In college, everything clicked during Wamnee’s first psychology class. “The lights came on,” she says. She became fascinated by how the mind and body heal together. She eventually earned both her undergraduate degree and a master’s degree in mental health counseling — a combination that would ultimately shape her future.
“In 2019, my tribe called a state of emergency for suicide,” she says. She came back to the Fort Belknap reservation for a weekend boxing workshop for kids and ended up staying.
“We had 40 kids in a little library in Hays, Montana,” she says. “I met with council that next Monday and asked for a building to put together a boxing program there because there was a need, and we showed them the need.”
Today, Wamnee has no idea how many lives she’s touched with her boxing gloves. For the past three years, she’s gathered to teach up to three times a week, inviting women to join her on the journey. Her therapeutic boxing classes are free of charge and the only advertising has been word of mouth.
“Somehow, they find us,” she says. “We have so many women from different walks of life who have their own set of experiences and again, while this is a very similar experience, they will all tell you a different version of how it helps them.”

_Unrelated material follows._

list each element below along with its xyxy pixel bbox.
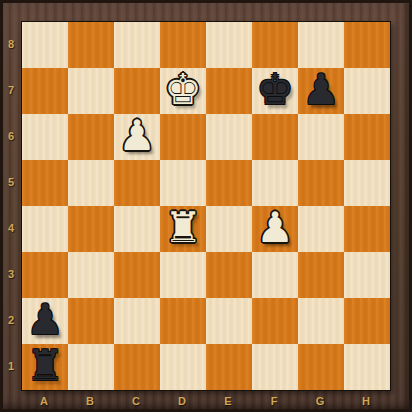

Thirty-five-year-old Alahna Rowland is one of those women. Her first class felt like crossing a threshold she’d been searching for. “The moment I started, I felt like I belonged,” she says. She’d spent years trying to heal the wounds after growing up in abusive foster homes.
“This has given me confidence. It’s given me the urge to do something about my trauma, not just hide from it,” Alahna says. “Working with Wamnee, I’ve learned to control my breathing. I’ve learned to ground myself.”

Some days, she still hears the voice that tries to tear her down. “But now I have a new voice that’s louder,” she says. “I feel like I’m getting on the right path. That’s why I love this place.”
Angie Pollock, another regular in the gym, comes for many of the same reasons. “I used to be a blackout fighter,” she admits. “One of my heroes was murdered in a fistfight, and I swore off fighting. It was a battle to keep myself from going to that edge of rage.” With Wamnee’s guidance, she’s learning control.
And Wamnee sits back and celebrates every one of these steps forward.
“I know now. This is my purpose here on earth,” Wamnee says. She dreams one day of expanding her program with regular music and art therapy classes. She’d also love to develop a digital platform that every woman across the country could log into where they can learn the breathwork of boxing. She knows when you match breathwork with activity, magic happens.
“It empowers me to watch women grow,” she says.
And, while some of the women she teaches come and go, she makes sure each one of them knows that they will always be welcome back to this healing space. With a smile she says, “You will always have a little tribe here waiting for you.”